Lithuania is a country and the southernmost of Europe’s Baltic states, a former Soviet bloc nation bordering Poland, Latvia, and Belarus. Its capital, Vilnius, near the Belarus border, is known for its medieval Old Town. Kaunas is another cute city with its bright white churches, which once even used to be the countries capital.

You’ll find a lively nightlife, both in Vilnius and on the coast, ample grounds for outdoor pursuits in the as yet unspoiled national parks and a number of good beaches, as well as a stark contrast between city life and rural poverty.


Macedonia is a landlocked Balkan nation of mountains, lakes, and ancient towns with Ottoman and European architecture. It’s one of the cheapest countries in Europe, with guestrooms going from lower than 10 dollars a night. Capital Skopje has a very good reputation in the party scene. It’s popular for its sprawling Old Bazaar quarter and historic buildings turned museums.

The southern city Ohrid, on a lake of the same name, has a medieval townscape and hilltop castle. Ohrid bay is one of the most picturesque (and touristic) places of the country.


The world is finally waking up to the charms of this little nation wedged between Romania and Ukraine. Moldova is increasingly known more for its unspoiled countryside and superb wine tours. As one of Europe’s least-visited countries, Moldova retains a certain off-the-beaten-track charm. But even that’s changing as budget flights from London and other European cities make the lively capital, Chisinau, a popular weekend break.

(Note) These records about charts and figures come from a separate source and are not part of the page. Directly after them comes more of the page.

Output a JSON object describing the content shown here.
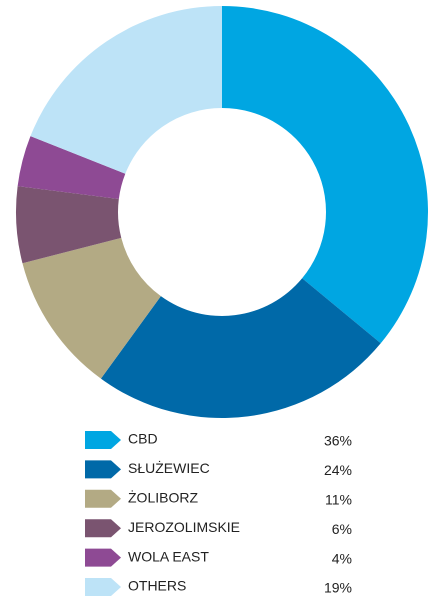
{
  "chart_data": {
    "type": "donut",
    "categories": [
      "CBD",
      "SŁUŻEWIEC",
      "ŻOLIBORZ",
      "JEROZOLIMSKIE",
      "WOLA EAST",
      "OTHERS"
    ],
    "values": [
      36,
      24,
      11,
      6,
      4,
      19
    ],
    "value_labels": [
      "36%",
      "24%",
      "11%",
      "6%",
      "4%",
      "19%"
    ],
    "colors": [
      "#00a6e2",
      "#0069a8",
      "#b3aa84",
      "#7a5470",
      "#8e4a94",
      "#bde3f7"
    ]
  }
}
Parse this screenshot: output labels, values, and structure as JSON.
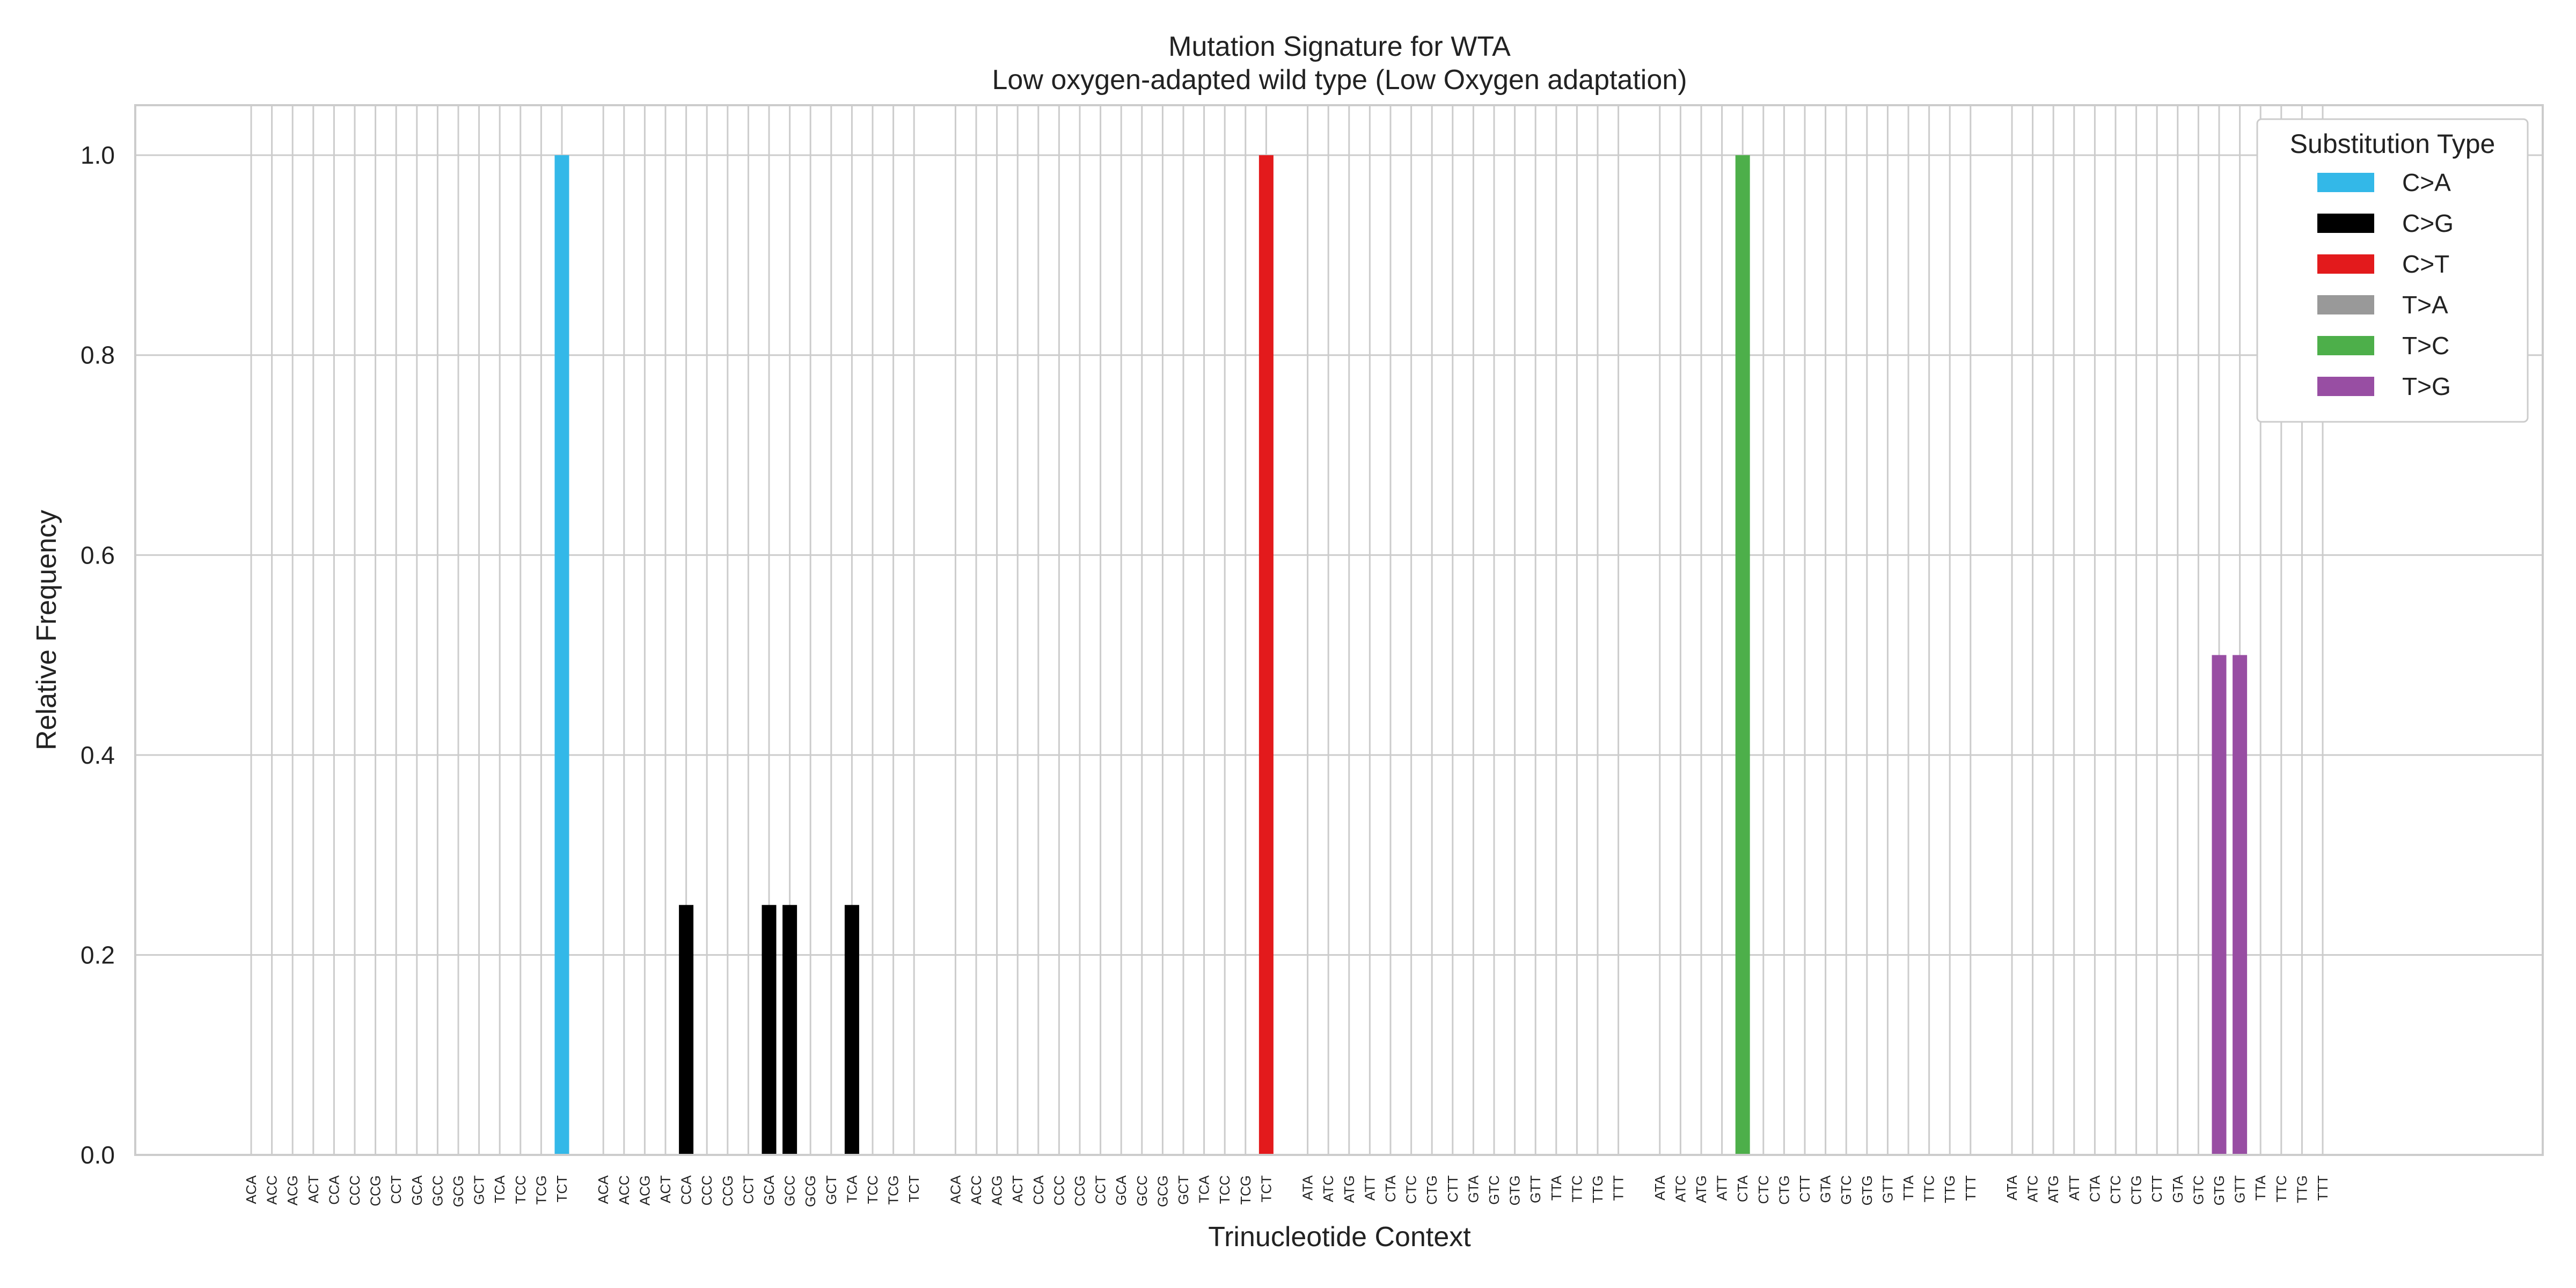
{
  "chart_data": {
    "type": "bar",
    "title": "Mutation Signature for WTA",
    "subtitle": "Low oxygen-adapted wild type (Low Oxygen adaptation)",
    "xlabel": "Trinucleotide Context",
    "ylabel": "Relative Frequency",
    "ylim": [
      0,
      1.05
    ],
    "yticks": [
      "0.0",
      "0.2",
      "0.4",
      "0.6",
      "0.8",
      "1.0"
    ],
    "grid": true,
    "legend_title": "Substitution Type",
    "legend_position": "top-right",
    "groups": [
      {
        "name": "C>A",
        "color": "#33b8e8",
        "contexts": [
          "ACA",
          "ACC",
          "ACG",
          "ACT",
          "CCA",
          "CCC",
          "CCG",
          "CCT",
          "GCA",
          "GCC",
          "GCG",
          "GCT",
          "TCA",
          "TCC",
          "TCG",
          "TCT"
        ],
        "values": [
          0,
          0,
          0,
          0,
          0,
          0,
          0,
          0,
          0,
          0,
          0,
          0,
          0,
          0,
          0,
          1.0
        ]
      },
      {
        "name": "C>G",
        "color": "#000000",
        "contexts": [
          "ACA",
          "ACC",
          "ACG",
          "ACT",
          "CCA",
          "CCC",
          "CCG",
          "CCT",
          "GCA",
          "GCC",
          "GCG",
          "GCT",
          "TCA",
          "TCC",
          "TCG",
          "TCT"
        ],
        "values": [
          0,
          0,
          0,
          0,
          0.25,
          0,
          0,
          0,
          0.25,
          0.25,
          0,
          0,
          0.25,
          0,
          0,
          0
        ]
      },
      {
        "name": "C>T",
        "color": "#e31a1c",
        "contexts": [
          "ACA",
          "ACC",
          "ACG",
          "ACT",
          "CCA",
          "CCC",
          "CCG",
          "CCT",
          "GCA",
          "GCC",
          "GCG",
          "GCT",
          "TCA",
          "TCC",
          "TCG",
          "TCT"
        ],
        "values": [
          0,
          0,
          0,
          0,
          0,
          0,
          0,
          0,
          0,
          0,
          0,
          0,
          0,
          0,
          0,
          1.0
        ]
      },
      {
        "name": "T>A",
        "color": "#999999",
        "contexts": [
          "ATA",
          "ATC",
          "ATG",
          "ATT",
          "CTA",
          "CTC",
          "CTG",
          "CTT",
          "GTA",
          "GTC",
          "GTG",
          "GTT",
          "TTA",
          "TTC",
          "TTG",
          "TTT"
        ],
        "values": [
          0,
          0,
          0,
          0,
          0,
          0,
          0,
          0,
          0,
          0,
          0,
          0,
          0,
          0,
          0,
          0
        ]
      },
      {
        "name": "T>C",
        "color": "#4daf4a",
        "contexts": [
          "ATA",
          "ATC",
          "ATG",
          "ATT",
          "CTA",
          "CTC",
          "CTG",
          "CTT",
          "GTA",
          "GTC",
          "GTG",
          "GTT",
          "TTA",
          "TTC",
          "TTG",
          "TTT"
        ],
        "values": [
          0,
          0,
          0,
          0,
          1.0,
          0,
          0,
          0,
          0,
          0,
          0,
          0,
          0,
          0,
          0,
          0
        ]
      },
      {
        "name": "T>G",
        "color": "#984ea3",
        "contexts": [
          "ATA",
          "ATC",
          "ATG",
          "ATT",
          "CTA",
          "CTC",
          "CTG",
          "CTT",
          "GTA",
          "GTC",
          "GTG",
          "GTT",
          "TTA",
          "TTC",
          "TTG",
          "TTT"
        ],
        "values": [
          0,
          0,
          0,
          0,
          0,
          0,
          0,
          0,
          0,
          0,
          0.5,
          0.5,
          0,
          0,
          0,
          0
        ]
      }
    ]
  }
}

Chisinau is definitely worth a visit, with its gorgeous parks and blue churches. The Capriana Monastery is one of the oldest in the country. Orheiul Vechi is an ancient settlement that is also worthy of your visit as it holds a monastery in a cave!


Montenegro is a Balkan country with rugged mountains, medieval villages and a narrow strip of beaches along its Adriatic coastline. When the beaches fill up with Eastern European sun-seekers, intrepid travelers can easily sidestep the hordes by getting off the beaten track in the rugged mountains of Durmitor and Prokletije, the primeval forest of Biogradska Gora, or in the many towns and villages where ordinary Montenegrins go about their daily lives.

Hike, horse ride, mountain bike, or kayak yourself to somewhere obscure and chances are you’ll have it all to yourself. This is, after all, a country where wolves and bears still lurk in forgotten corners.


Serbia is the largest country in the Balkan area. During the summer tourists love spending their time in Belgrade and enjoy the nature of many national parks throughout the country. In winter, they are warmly welcomed to mountain resorts (one of the most popular being Kopaonik, featured as one of the best ski destinations in Europe).

Partiers flock to Exit festival every year, but if you’re into nature you should head to Devil’s town, a peculiar rock formation in the south of Serbia. The highlight of culture can be found in Belgrade, a city chock full of history and interesting museums.


Slovenia, a country in Central Europe, is known for its mountains, ski resorts, and lakes. On Lake Bled, a glacial lake fed by hot springs, the town of Bled contains a church-topped islet and a cliffside medieval castle.

The capital Ljubljana is a green city, friendly for its residents and visitors alike. The city is riddled with brightly colored houses, hipster cafés, and lots of students, which makes it a cheap place to visit too. Whether you are a lover of culture and art or seek culinary delights, Ljubljana has something to offer that will not fail to impress. Have a walk along the Ljubljanica River, stop for a coffee, and don’t forget to visit the farmers’ market.